A study that was 16 years in the making has solved the mystery of an ultraviolet ring around a star in space.
A study that was 16 years in the making has solved the mystery of an ultraviolet ring around a star in space.
Scientists found that the ring in question, nicknamed “the Blue Ring Nebula,” is the result of an interstellar collision and is “the base of a cone-shaped cloud of fluorescing debris,” said the report “Merging Stars Produce Glowing Blue Ring Nebula.”
The debris “formed after a sun-like star collided into, and engulfed, a smaller stellar companion,” the Caltech report said.

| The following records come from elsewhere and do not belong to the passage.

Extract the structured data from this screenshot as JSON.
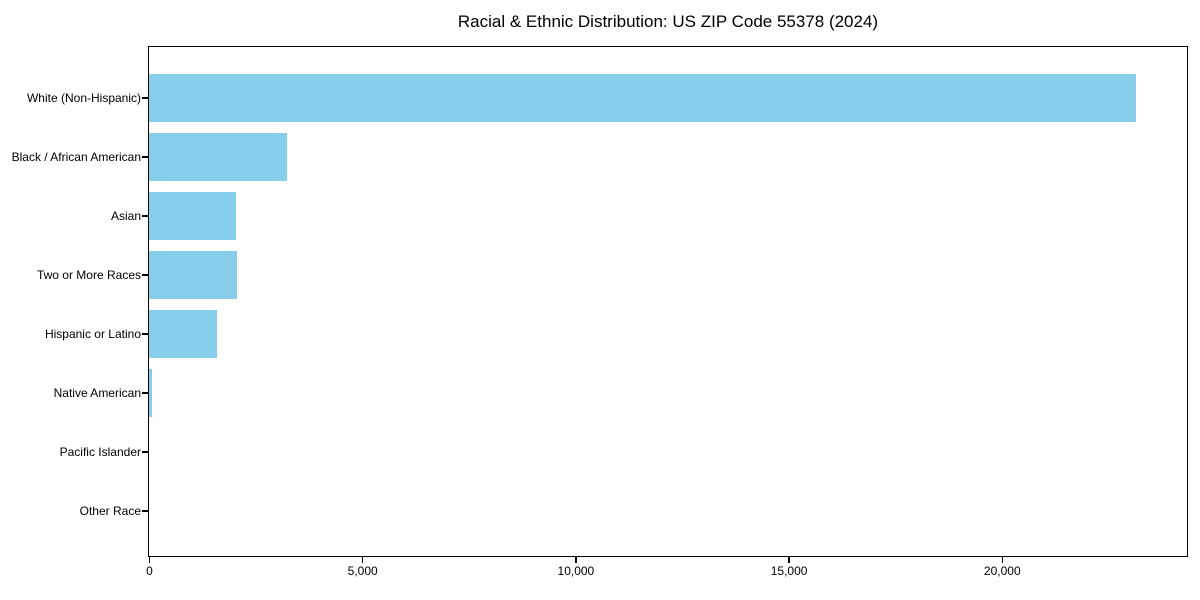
{
  "chart_data": {
    "type": "bar",
    "orientation": "horizontal",
    "title": "Racial & Ethnic Distribution: US ZIP Code 55378 (2024)",
    "categories": [
      "White (Non-Hispanic)",
      "Black / African American",
      "Asian",
      "Two or More Races",
      "Hispanic or Latino",
      "Native American",
      "Pacific Islander",
      "Other Race"
    ],
    "values": [
      23150,
      3240,
      2040,
      2060,
      1590,
      70,
      0,
      0
    ],
    "xlabel": "",
    "ylabel": "",
    "x_ticks": [
      0,
      5000,
      10000,
      15000,
      20000
    ],
    "x_tick_labels": [
      "0",
      "5,000",
      "10,000",
      "15,000",
      "20,000"
    ],
    "xlim": [
      0,
      24320
    ],
    "bar_color": "#87CEEB",
    "axis_color": "#000000",
    "background_color": "#ffffff",
    "grid": false,
    "legend": false
  }
}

“In fact, the scientists say two cones of material were shot out in the collision, in opposite directions. Because one of the cones is pointed directly toward Earth, it appeared to GALEX (NASA’s former Galaxy Evolution Explorer mission) as a ring,” the report said.
“The event represents the first observation by astronomers of a rare, never-before-seen phase in the evolution of stellar mergers that occurs a few thousand years into the process and is estimated to last roughly thousands to hundreds of thousands of years, a relatively short period on the timescale of cosmic events.”
Astronomers from NASA’s GALEX saw the nebula 16 years ago from space telescope images, the Caltech report said. The image has been studied since that time, and the star was named TYC 2597-735-1, said the article “A blue ring nebula from a stellar merger several thousand years ago” in its abstract on the Nature website.
The abstract said that while stellar mergers are brief and common for binary star systems, they have astrophysical significance.
“For example, they may lead to the creation of atypical stars (such as magnetic stars, blue stragglers and rapid rotators), they play an important part in our interpretation of stellar populations and they represent formation channels of compact-object mergers,” the abstract said.
“Although a handful of stellar mergers have been observed directly, the central remnants of these events were shrouded by an opaque shell of dust and molecules, making it impossible to observe their final state (for example, as a single merged star or a tighter, surviving binary). Here we report observations of an unusual, ring-shaped ultraviolet (‘blue’) nebula and the star at its centre, TYC 2597-735-1. …
“TYC 2597-735-1 provides a look at an unobstructed stellar merger at an evolutionary stage between its dynamic onset and the theorized final equilibrium state, enabling the direct study of the merging process.”